Free-threaded CPython represents a major milestone in the language's history, opening the door to true parallelism for CPU-intensive Python applications.
Python 3.13 is a that sets the stage for the future. The verified truths are:
While the JIT compiler is the headline performance feature, Python 3.13 includes several other optimizations:
author: Leader = 'name': 'Yang Zhou', 'age': 30 author['age'] = 31 # Allowed author['name'] = 'Yang' # Type error: 'name' is read-only python 313 release notes verified
The exceptions are applications specifically compiled with --disable-gil and carefully written to leverage multi-threaded parallelism. Such applications may see substantial speedups on CPU-bound workloads, at the cost of increased complexity and potential stability risks. For single-threaded or I/O-bound applications, the 3.13 change set offers no meaningful performance improvement.
movie: Movie = "title": "Inception", "year": 2010 movie["year"] = 2011 # OK movie["title"] = "Interstellar" # Type checker error (mypy/pyright with 3.13 support)
The JIT is not enabled by default. You must compile CPython from source with the --enable-experimental-jit flag. Even then, it only compiles relatively small parts of the interpreter's bytecode dispatch loop. Free-threaded CPython represents a major milestone in the
In previous Python versions, locals() inside a function would reflect the local namespace, but modifications might not always affect the function’s actual scope. In Python 3.13, the behavior has been .
: New keyboard shortcuts include F1 for help, F2 for history browsing, and F3 for a dedicated "paste mode". 2. Smarter Error Messages
Behind the scenes, a memory optimization quietly reduces Python's memory footprint. Docstrings now have their leading indentation automatically stripped during compilation. While most tools already handled this, the change reduces both runtime memory usage and the size of .pyc bytecode cache files. For applications with extensive documentation strings, the cumulative savings are non-trivial. Such applications may see substantial speedups on CPU-bound
To experiment with this feature, developers must build Python from source using the --enable-experimental-jit configuration flag.
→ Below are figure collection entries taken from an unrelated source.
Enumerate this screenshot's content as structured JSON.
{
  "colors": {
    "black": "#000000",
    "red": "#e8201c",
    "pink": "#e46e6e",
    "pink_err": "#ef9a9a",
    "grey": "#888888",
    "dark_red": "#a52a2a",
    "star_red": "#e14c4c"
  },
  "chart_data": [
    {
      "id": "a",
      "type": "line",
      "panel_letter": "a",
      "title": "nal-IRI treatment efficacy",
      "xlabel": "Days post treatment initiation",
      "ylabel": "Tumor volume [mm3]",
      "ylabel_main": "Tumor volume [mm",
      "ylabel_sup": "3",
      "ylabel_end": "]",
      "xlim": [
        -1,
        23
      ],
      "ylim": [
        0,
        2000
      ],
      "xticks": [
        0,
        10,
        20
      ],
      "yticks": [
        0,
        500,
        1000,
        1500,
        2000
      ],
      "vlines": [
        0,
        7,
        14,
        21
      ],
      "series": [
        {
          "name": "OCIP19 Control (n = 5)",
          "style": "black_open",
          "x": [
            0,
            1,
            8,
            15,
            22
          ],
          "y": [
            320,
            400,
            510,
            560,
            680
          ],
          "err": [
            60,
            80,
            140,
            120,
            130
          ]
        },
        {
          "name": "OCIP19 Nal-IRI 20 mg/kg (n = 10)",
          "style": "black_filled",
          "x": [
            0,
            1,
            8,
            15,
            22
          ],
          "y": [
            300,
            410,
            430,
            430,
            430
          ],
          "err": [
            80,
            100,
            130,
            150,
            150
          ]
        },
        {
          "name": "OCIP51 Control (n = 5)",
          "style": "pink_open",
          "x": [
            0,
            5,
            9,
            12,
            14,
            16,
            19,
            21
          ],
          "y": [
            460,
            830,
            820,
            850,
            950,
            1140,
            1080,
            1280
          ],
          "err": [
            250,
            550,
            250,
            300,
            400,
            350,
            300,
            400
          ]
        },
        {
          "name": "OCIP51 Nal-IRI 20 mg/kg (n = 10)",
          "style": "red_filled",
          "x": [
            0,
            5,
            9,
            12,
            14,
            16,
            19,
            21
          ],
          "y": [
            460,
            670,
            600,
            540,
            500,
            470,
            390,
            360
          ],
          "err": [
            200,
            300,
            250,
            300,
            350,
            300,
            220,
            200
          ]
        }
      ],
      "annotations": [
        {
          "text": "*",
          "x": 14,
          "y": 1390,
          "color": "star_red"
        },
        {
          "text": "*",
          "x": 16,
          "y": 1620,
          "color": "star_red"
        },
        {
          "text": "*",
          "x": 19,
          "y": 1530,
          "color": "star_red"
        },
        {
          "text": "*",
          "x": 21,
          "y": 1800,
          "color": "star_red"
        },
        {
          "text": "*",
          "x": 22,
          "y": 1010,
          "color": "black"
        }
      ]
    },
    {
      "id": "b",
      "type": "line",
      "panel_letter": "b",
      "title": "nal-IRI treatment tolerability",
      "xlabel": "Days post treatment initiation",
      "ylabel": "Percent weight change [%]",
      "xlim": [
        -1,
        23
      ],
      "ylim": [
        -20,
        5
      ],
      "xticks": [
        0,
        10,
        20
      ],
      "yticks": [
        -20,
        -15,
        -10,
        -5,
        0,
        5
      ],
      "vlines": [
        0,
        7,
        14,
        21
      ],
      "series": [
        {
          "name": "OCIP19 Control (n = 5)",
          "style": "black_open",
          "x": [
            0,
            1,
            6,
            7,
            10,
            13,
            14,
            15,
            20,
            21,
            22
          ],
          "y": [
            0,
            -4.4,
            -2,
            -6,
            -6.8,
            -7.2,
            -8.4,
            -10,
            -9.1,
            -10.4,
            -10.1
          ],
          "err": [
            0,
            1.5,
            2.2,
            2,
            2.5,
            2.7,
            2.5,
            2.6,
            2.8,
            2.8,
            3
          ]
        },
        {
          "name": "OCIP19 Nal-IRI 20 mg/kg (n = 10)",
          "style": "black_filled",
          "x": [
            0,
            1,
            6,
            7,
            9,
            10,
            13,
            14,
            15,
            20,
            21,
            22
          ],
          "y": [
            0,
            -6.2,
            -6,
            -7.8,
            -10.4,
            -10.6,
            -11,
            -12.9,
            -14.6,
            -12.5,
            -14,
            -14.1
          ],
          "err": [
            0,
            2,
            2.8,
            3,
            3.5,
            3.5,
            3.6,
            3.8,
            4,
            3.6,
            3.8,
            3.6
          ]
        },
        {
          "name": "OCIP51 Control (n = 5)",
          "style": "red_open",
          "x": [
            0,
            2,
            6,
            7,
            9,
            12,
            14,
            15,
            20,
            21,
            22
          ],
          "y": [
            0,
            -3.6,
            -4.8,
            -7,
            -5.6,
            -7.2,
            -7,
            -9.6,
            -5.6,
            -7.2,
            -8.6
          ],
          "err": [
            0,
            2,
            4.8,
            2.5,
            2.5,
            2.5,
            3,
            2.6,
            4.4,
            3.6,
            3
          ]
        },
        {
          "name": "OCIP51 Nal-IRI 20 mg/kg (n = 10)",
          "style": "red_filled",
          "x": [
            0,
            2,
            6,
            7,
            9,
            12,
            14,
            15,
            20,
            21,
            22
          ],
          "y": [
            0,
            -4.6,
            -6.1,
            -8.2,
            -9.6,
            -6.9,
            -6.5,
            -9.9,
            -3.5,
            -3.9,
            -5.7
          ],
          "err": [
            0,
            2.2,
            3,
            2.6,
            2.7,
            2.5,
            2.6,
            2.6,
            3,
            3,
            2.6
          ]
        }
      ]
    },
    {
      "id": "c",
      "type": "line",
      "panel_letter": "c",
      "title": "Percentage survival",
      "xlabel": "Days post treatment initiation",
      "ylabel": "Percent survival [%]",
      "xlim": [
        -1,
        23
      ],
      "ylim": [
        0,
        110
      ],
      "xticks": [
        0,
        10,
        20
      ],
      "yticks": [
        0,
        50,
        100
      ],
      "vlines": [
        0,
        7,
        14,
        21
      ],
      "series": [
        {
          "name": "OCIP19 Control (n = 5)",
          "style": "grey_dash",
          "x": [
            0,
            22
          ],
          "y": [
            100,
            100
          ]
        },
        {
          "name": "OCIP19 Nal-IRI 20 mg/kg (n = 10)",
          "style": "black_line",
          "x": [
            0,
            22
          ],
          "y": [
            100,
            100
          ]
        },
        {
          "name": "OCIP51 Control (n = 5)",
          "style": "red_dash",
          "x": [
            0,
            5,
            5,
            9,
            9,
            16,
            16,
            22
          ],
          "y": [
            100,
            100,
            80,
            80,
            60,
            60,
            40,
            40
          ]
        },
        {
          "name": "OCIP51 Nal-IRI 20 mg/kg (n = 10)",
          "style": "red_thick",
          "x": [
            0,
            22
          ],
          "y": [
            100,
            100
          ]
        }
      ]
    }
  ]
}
While the immediate execution speed gains for standard code paths remain modest, this architectural framework sets the stage for massive performance leaps in future iterations like Python 3.14. What's New In Python 3.13 — Python 3.14.5 documentation
What is the actual speed improvement for regular code (without the experimental JIT)? The Python core team publishes the pyperformance benchmark suite. Verified results from Python 3.13 vs 3.12:
The asyncio speedup comes from replacing many PyObject calls with direct C struct access. The changes are backported from an internal Meta optimization.
PEP 703 – Making the Global Interpreter Lock Optional (Experimental)
The dbm module now features a dbm.sqlite3 backend, which is used by default for creating new files.